È il caso per esempio di Hope, cresciuta a Benin City e arrivata a Roma dopo essere scappata via mare dal Libano. O di Dora, attivista spagnola, sopravvissuta prima a un attentato politico nel suo paese di origine, poi a casi di violenza domestica ed economica in Italia, dove si era rifugiata per cercare aiuto. Tra le braccia del suo compagno ha trovato invece solitudine e isolamento sociale.

Sono solo due delle tante vittime di violenza che hanno trovato ascolto alla Caritas di Roma. Per una di loro l’appartamento di semiautonomia della Caritas è stato un primo passo per tornare a vivere: la struttura fa parte di un percorso di promozione sociale pensato per donne che, dopo una fase di accoglienza protetta in comunità o centri antiviolenza, iniziano a vivere in modo più indipendente ma con un supporto ancora attivo. È uno spaccato di viaggio che accomuna tante donne, che scelgono l’Italia per chiedere aiuto o semplicemente vi si ritrovano.

Il viaggio per le donne vittime di violenza o con traumi alle spalle è un vero e proprio processo di liberazione e rinascita. È un percorso di riscatto da una vita di cui conservano ancora dolorosamente il ricordo, come per una cartolina sgualcita. Oggi, spesso, hanno fatto posto ad altri posti sicuri, a cui sono giunte dopo anni di tentativi. Secondo uno studio di Openpolis, delle 5,1 milioni di persone straniere residenti in Italia, poco più della metà sono donne. Al 1° gennaio 2023, sono circa 2.623.802 le donne straniere residenti in Italia.

Il viaggio delle donne migranti: la storia di Hope

Il viaggio di Hope inizia molto tempo fa e molto lontano. Parte nel 2014 dalla Nigeria con destinazione “abroad” (n.d.r. “altrove”), nome fittizio per un luogo sconosciuto ma per lei sinonimo di una nuova vita. Prima di arrivare in Italia Hope tenta di solcare il mare dalla Libia quattro volte. Non ha mai viaggiato prima di allora. “Lasciare il mio paese non è stata una decisione facile da prendere per me, ma era l’unico modo per sopravvivere”, racconta. “Non sapevo dove sarei andata. Tutto quello che sapevo era che stavo andando in un altro paese per avere una nuova vita e nuove bellissime esperienze”.

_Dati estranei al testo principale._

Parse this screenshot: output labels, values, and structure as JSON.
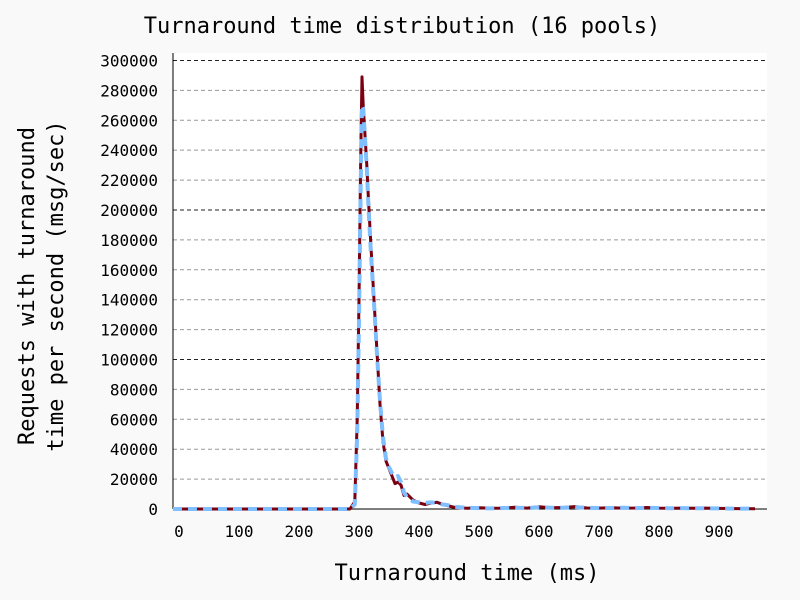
{
  "chart_data": {
    "type": "line",
    "title": "Turnaround time distribution (16 pools)",
    "xlabel": "Turnaround time (ms)",
    "ylabel_lines": [
      "Requests with turnaround",
      "time per second (msg/sec)"
    ],
    "xlim": [
      -10,
      980
    ],
    "ylim": [
      0,
      305000
    ],
    "xticks": [
      0,
      100,
      200,
      300,
      400,
      500,
      600,
      700,
      800,
      900
    ],
    "yticks": [
      0,
      20000,
      40000,
      60000,
      80000,
      100000,
      120000,
      140000,
      160000,
      180000,
      200000,
      220000,
      240000,
      260000,
      280000,
      300000
    ],
    "major_grid_y": [
      100000,
      200000,
      300000
    ],
    "grid": true,
    "colors": {
      "background": "#f9f9f9",
      "plot_area": "#ffffff",
      "series_a": "#7a0010",
      "series_b": "#7fbfff",
      "grid_minor": "#999999",
      "grid_major": "#222222"
    },
    "series": [
      {
        "style": "solid-dark",
        "x": [
          -10,
          0,
          100,
          200,
          270,
          285,
          293,
          297,
          300,
          303,
          305,
          307,
          310,
          313,
          316,
          320,
          325,
          330,
          335,
          340,
          345,
          350,
          355,
          360,
          365,
          370,
          375,
          380,
          390,
          400,
          410,
          420,
          430,
          440,
          450,
          460,
          480,
          500,
          520,
          540,
          560,
          580,
          600,
          620,
          640,
          660,
          680,
          700,
          720,
          740,
          760,
          780,
          800,
          820,
          840,
          860,
          880,
          900,
          930,
          960
        ],
        "y": [
          0,
          0,
          0,
          0,
          0,
          0,
          5000,
          60000,
          140000,
          240000,
          289000,
          270000,
          250000,
          230000,
          205000,
          175000,
          140000,
          105000,
          70000,
          45000,
          32000,
          27000,
          22000,
          17000,
          18000,
          16000,
          9000,
          10000,
          6000,
          4000,
          3000,
          4000,
          4500,
          3000,
          2000,
          1000,
          500,
          800,
          500,
          600,
          1200,
          600,
          1500,
          800,
          1000,
          1600,
          700,
          600,
          800,
          600,
          700,
          1000,
          600,
          500,
          600,
          500,
          600,
          400,
          300,
          200
        ]
      },
      {
        "style": "dashed-light",
        "x": [
          -10,
          0,
          100,
          200,
          270,
          285,
          293,
          297,
          300,
          303,
          305,
          307,
          310,
          313,
          316,
          320,
          325,
          330,
          335,
          340,
          345,
          350,
          355,
          360,
          365,
          370,
          375,
          380,
          390,
          400,
          410,
          420,
          430,
          440,
          450,
          460,
          480,
          500,
          520,
          540,
          560,
          580,
          600,
          620,
          640,
          660,
          680,
          700,
          720,
          740,
          760,
          780,
          800,
          820,
          840,
          860,
          880,
          900,
          930,
          960
        ],
        "y": [
          0,
          0,
          0,
          0,
          0,
          0,
          3000,
          50000,
          125000,
          220000,
          270000,
          268000,
          248000,
          228000,
          200000,
          170000,
          138000,
          103000,
          72000,
          48000,
          34000,
          28000,
          24000,
          21000,
          22000,
          18000,
          11000,
          8000,
          5000,
          4500,
          4000,
          4500,
          4000,
          3000,
          2500,
          1500,
          800,
          600,
          400,
          700,
          900,
          700,
          1100,
          900,
          800,
          1200,
          800,
          700,
          700,
          900,
          600,
          800,
          700,
          500,
          600,
          500,
          500,
          400,
          300,
          200
        ]
      }
    ]
  }
}
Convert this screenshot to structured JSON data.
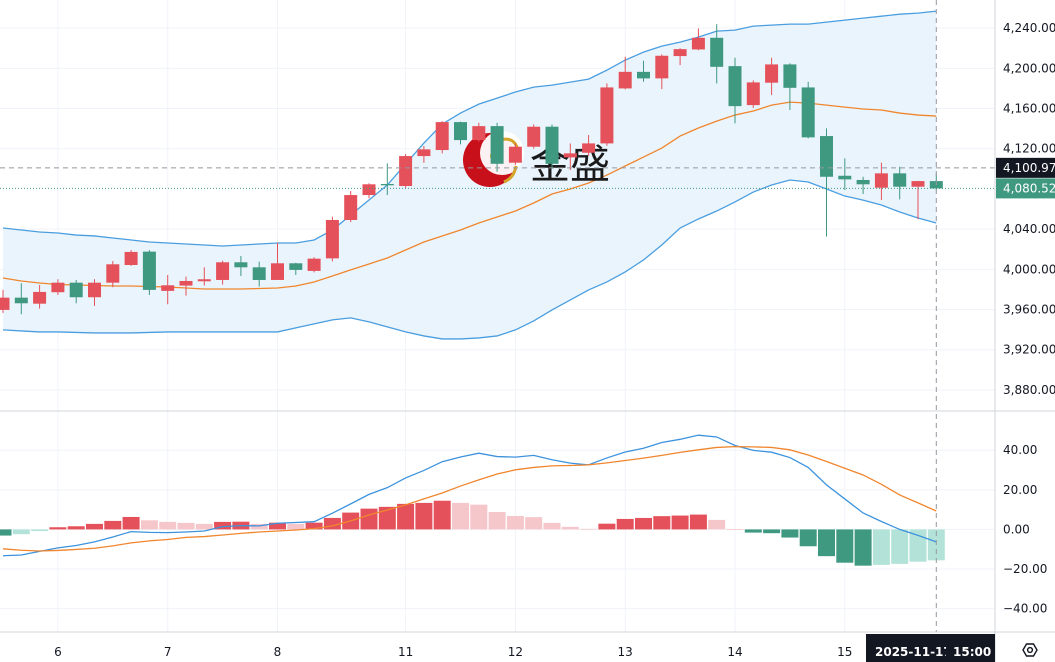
{
  "chart_data": {
    "type": "candlestick",
    "watermark": "金盛",
    "price_pane": {
      "ylim": [
        3860,
        4268
      ],
      "yticks": [
        4240,
        4200,
        4160,
        4120,
        4040,
        4000,
        3960,
        3920,
        3880
      ],
      "ytick_labels": [
        "4,240.00",
        "4,200.00",
        "4,160.00",
        "4,120.00",
        "4,040.00",
        "4,000.00",
        "3,960.00",
        "3,920.00",
        "3,880.00"
      ],
      "candles_ohlc": [
        [
          3959.6,
          3979.5,
          3956.6,
          3971.8
        ],
        [
          3971.8,
          3986.1,
          3955.3,
          3966.2
        ],
        [
          3965.8,
          3984.4,
          3960.9,
          3977.5
        ],
        [
          3977.2,
          3990.1,
          3974.5,
          3986.7
        ],
        [
          3986.7,
          3989.4,
          3966.2,
          3972.2
        ],
        [
          3972.2,
          3990.1,
          3963.6,
          3986.7
        ],
        [
          3986.7,
          4008.3,
          3982.2,
          4005.0
        ],
        [
          4004.3,
          4019.2,
          4003.5,
          4017.3
        ],
        [
          4017.6,
          4019.2,
          3974.5,
          3979.5
        ],
        [
          3978.5,
          3994.4,
          3965.2,
          3984.1
        ],
        [
          3983.8,
          3992.7,
          3973.8,
          3988.4
        ],
        [
          3988.1,
          4002.0,
          3983.8,
          3990.1
        ],
        [
          3989.4,
          4008.6,
          3984.8,
          4007.0
        ],
        [
          4007.0,
          4013.3,
          3993.4,
          4002.0
        ],
        [
          4002.0,
          4007.6,
          3982.8,
          3989.4
        ],
        [
          3989.4,
          4026.5,
          3989.4,
          4006.0
        ],
        [
          4006.0,
          4006.5,
          3994.4,
          3999.4
        ],
        [
          3998.4,
          4012.0,
          3997.0,
          4010.6
        ],
        [
          4010.9,
          4052.4,
          4008.0,
          4049.1
        ],
        [
          4049.1,
          4077.9,
          4047.0,
          4073.9
        ],
        [
          4073.9,
          4085.6,
          4070.7,
          4084.6
        ],
        [
          4084.9,
          4105.4,
          4073.9,
          4083.6
        ],
        [
          4082.9,
          4114.7,
          4081.0,
          4112.7
        ],
        [
          4112.7,
          4122.7,
          4106.0,
          4119.4
        ],
        [
          4118.7,
          4147.5,
          4115.4,
          4146.5
        ],
        [
          4146.5,
          4147.0,
          4124.3,
          4128.6
        ],
        [
          4128.6,
          4145.8,
          4127.0,
          4142.5
        ],
        [
          4142.5,
          4145.8,
          4097.0,
          4105.0
        ],
        [
          4106.1,
          4125.3,
          4104.0,
          4122.0
        ],
        [
          4122.0,
          4144.2,
          4120.0,
          4141.9
        ],
        [
          4141.9,
          4144.0,
          4100.0,
          4105.0
        ],
        [
          4111.4,
          4125.3,
          4098.8,
          4115.4
        ],
        [
          4116.0,
          4133.6,
          4113.0,
          4125.3
        ],
        [
          4125.3,
          4185.0,
          4123.0,
          4181.0
        ],
        [
          4180.0,
          4211.5,
          4179.0,
          4196.5
        ],
        [
          4196.5,
          4207.5,
          4186.6,
          4190.0
        ],
        [
          4190.0,
          4213.9,
          4179.3,
          4212.5
        ],
        [
          4212.2,
          4220.0,
          4203.2,
          4219.1
        ],
        [
          4218.8,
          4239.7,
          4218.0,
          4230.4
        ],
        [
          4230.4,
          4244.0,
          4185.0,
          4201.5
        ],
        [
          4202.2,
          4210.5,
          4145.2,
          4162.4
        ],
        [
          4163.4,
          4188.0,
          4160.7,
          4186.0
        ],
        [
          4185.7,
          4210.5,
          4173.4,
          4203.9
        ],
        [
          4203.9,
          4205.0,
          4158.5,
          4180.6
        ],
        [
          4181.0,
          4186.6,
          4130.3,
          4131.3
        ],
        [
          4132.6,
          4140.3,
          4032.5,
          4092.1
        ],
        [
          4093.1,
          4110.4,
          4078.9,
          4089.5
        ],
        [
          4088.9,
          4092.1,
          4074.9,
          4084.6
        ],
        [
          4081.2,
          4106.1,
          4068.9,
          4095.5
        ],
        [
          4095.5,
          4102.1,
          4069.6,
          4082.2
        ],
        [
          4082.2,
          4088.0,
          4050.0,
          4087.8
        ],
        [
          4087.8,
          4095.5,
          4079.0,
          4080.52
        ]
      ],
      "bollinger": {
        "upper": [
          4041.1,
          4039.1,
          4037.1,
          4036.1,
          4034.1,
          4033.2,
          4031.2,
          4029.2,
          4027.2,
          4026.2,
          4025.2,
          4024.2,
          4023.2,
          4024.2,
          4025.2,
          4026.2,
          4026.2,
          4029.2,
          4039.1,
          4054.0,
          4069.0,
          4083.9,
          4104.8,
          4125.6,
          4144.5,
          4155.5,
          4164.4,
          4170.4,
          4176.4,
          4181.3,
          4183.3,
          4186.3,
          4189.3,
          4198.2,
          4208.2,
          4216.1,
          4222.1,
          4226.1,
          4231.1,
          4237.0,
          4238.0,
          4242.0,
          4243.0,
          4244.0,
          4244.0,
          4246.0,
          4248.0,
          4250.0,
          4251.9,
          4253.9,
          4254.9,
          4256.9
        ],
        "middle": [
          3991.4,
          3988.4,
          3986.4,
          3984.9,
          3984.4,
          3983.9,
          3983.4,
          3983.4,
          3982.9,
          3982.4,
          3981.4,
          3980.4,
          3980.4,
          3980.4,
          3980.9,
          3981.4,
          3983.4,
          3987.4,
          3993.4,
          3999.4,
          4005.3,
          4011.3,
          4019.2,
          4027.2,
          4033.2,
          4039.1,
          4046.1,
          4052.1,
          4058.0,
          4066.0,
          4074.9,
          4079.9,
          4085.9,
          4093.8,
          4102.8,
          4111.7,
          4120.7,
          4132.6,
          4140.6,
          4147.5,
          4153.5,
          4157.5,
          4163.4,
          4166.4,
          4165.4,
          4163.4,
          4161.4,
          4159.5,
          4158.5,
          4155.5,
          4153.5,
          4152.5
        ],
        "lower": [
          3939.7,
          3938.7,
          3937.7,
          3937.7,
          3937.2,
          3936.7,
          3936.7,
          3936.7,
          3937.2,
          3937.7,
          3937.7,
          3937.7,
          3937.7,
          3937.7,
          3937.7,
          3937.7,
          3941.7,
          3945.7,
          3949.7,
          3951.7,
          3947.7,
          3942.7,
          3937.7,
          3933.7,
          3930.7,
          3930.7,
          3931.7,
          3933.7,
          3939.7,
          3948.6,
          3959.6,
          3969.5,
          3979.5,
          3987.4,
          3997.4,
          4009.3,
          4024.2,
          4041.1,
          4050.1,
          4058.0,
          4067.0,
          4076.9,
          4083.9,
          4088.9,
          4086.9,
          4079.9,
          4072.9,
          4068.9,
          4064.0,
          4057.0,
          4051.1,
          4046.1
        ]
      },
      "crosshair_price": {
        "value": 4100.97,
        "label": "4,100.97"
      },
      "last_price": {
        "value": 4080.52,
        "label": "4,080.52"
      }
    },
    "macd_pane": {
      "ylim": [
        -51.8,
        59.3
      ],
      "yticks": [
        40,
        20,
        0,
        -20,
        -40
      ],
      "ytick_labels": [
        "40.00",
        "20.00",
        "0.00",
        "−20.00",
        "−40.00"
      ],
      "histogram": [
        -3.1,
        -2.4,
        -0.8,
        1.1,
        1.6,
        2.8,
        4.3,
        6.3,
        4.6,
        3.8,
        3.3,
        2.8,
        3.8,
        3.9,
        2.8,
        3.4,
        2.8,
        3.4,
        5.8,
        8.5,
        10.5,
        11.4,
        12.9,
        13.4,
        14.5,
        13.4,
        12.5,
        8.8,
        6.8,
        6.2,
        3.3,
        1.3,
        0.3,
        2.9,
        5.3,
        5.8,
        6.7,
        7.0,
        7.5,
        4.8,
        0.2,
        -1.6,
        -1.9,
        -4.1,
        -8.5,
        -13.5,
        -16.8,
        -18.3,
        -17.9,
        -17.4,
        -16.3,
        -15.6
      ],
      "macd": [
        -13.3,
        -12.9,
        -11.1,
        -9.3,
        -8.1,
        -6.3,
        -3.8,
        -1.1,
        -1.5,
        -1.6,
        -1.3,
        -0.8,
        1.4,
        1.9,
        1.8,
        3.1,
        3.5,
        3.9,
        8.2,
        12.9,
        17.7,
        21.1,
        26.0,
        29.8,
        34.2,
        36.6,
        38.5,
        36.8,
        36.5,
        37.4,
        35.2,
        33.5,
        32.6,
        36.1,
        39.1,
        41.0,
        43.9,
        45.5,
        47.6,
        46.7,
        42.4,
        39.9,
        39.0,
        36.3,
        31.3,
        22.5,
        15.4,
        8.3,
        4.0,
        0.0,
        -3.0,
        -6.3
      ],
      "signal": [
        -9.8,
        -10.5,
        -10.9,
        -10.6,
        -10.1,
        -9.5,
        -8.3,
        -6.8,
        -5.8,
        -5.1,
        -4.0,
        -3.6,
        -2.8,
        -2.0,
        -1.3,
        -0.8,
        -0.3,
        0.4,
        1.8,
        4.3,
        7.3,
        9.8,
        12.4,
        15.4,
        18.4,
        21.9,
        25.0,
        28.0,
        30.1,
        31.3,
        32.1,
        32.3,
        32.6,
        33.6,
        34.8,
        36.0,
        37.4,
        38.9,
        40.2,
        41.4,
        41.8,
        41.7,
        41.4,
        40.2,
        37.6,
        34.3,
        30.9,
        27.5,
        22.8,
        17.4,
        13.4,
        9.3
      ]
    },
    "x_axis": {
      "ticks": [
        {
          "label": "6",
          "index": 3
        },
        {
          "label": "7",
          "index": 9
        },
        {
          "label": "8",
          "index": 15
        },
        {
          "label": "11",
          "index": 22
        },
        {
          "label": "12",
          "index": 28
        },
        {
          "label": "13",
          "index": 34
        },
        {
          "label": "14",
          "index": 40
        },
        {
          "label": "15",
          "index": 46
        }
      ],
      "crosshair_index": 51,
      "crosshair_date": "2025-11-17",
      "crosshair_time": "15:00"
    }
  },
  "colors": {
    "up": "#e5515a",
    "down": "#3f9880",
    "up_light": "#f5c6ca",
    "down_light": "#b3e3d8",
    "band": "#4a9ee0",
    "band_fill": "#eaf4fc",
    "basis": "#f0862e",
    "macd": "#3d93dd",
    "signal": "#f0862e",
    "crosshair_tag": "#131722",
    "last_tag": "#3f9880"
  }
}
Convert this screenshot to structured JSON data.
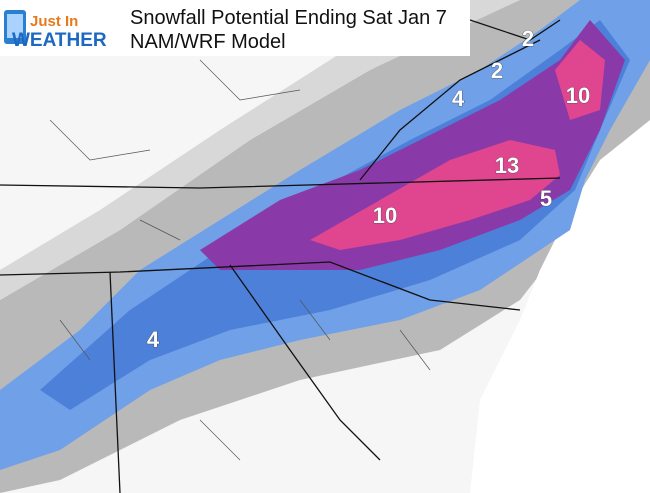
{
  "header": {
    "logo_top": "Just In",
    "logo_bottom": "WEATHER",
    "title": "Snowfall Potential Ending Sat Jan 7",
    "subtitle": "NAM/WRF Model"
  },
  "map": {
    "labels": [
      "2",
      "2",
      "4",
      "10",
      "13",
      "10",
      "5",
      "4"
    ]
  }
}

Lasciata Benin City, Hope attraversa deserti, ghetti, centri di detenzione, case e rifugi di fortuna, mari che vogliono dire allo stesso tempo salvezza e disperazione. “Lungo il viaggio ho visto i resti delle persone morte di stenti nel tentativo di attraversare il deserto. È stata un’altra mia prima volta: vedere delle persone morte”, confessa. “Durante questo viaggio, durato una settimana, sono stata senza mangiare, senza cibo e acqua”. Dopo mesi in giro, una volta arrivata a Tripoli, Hope chiede a delle ragazze se è quello il luogo chiamato da molti “abroad”: “Hanno riso e mi hanno spiegato che quello non era abroad, ma che sarei dovuta andare in un’altra città dove avrei preso una barca che mi avrebbe portato in Italia. Era la prima volta che sentivo nominare l’Italia”.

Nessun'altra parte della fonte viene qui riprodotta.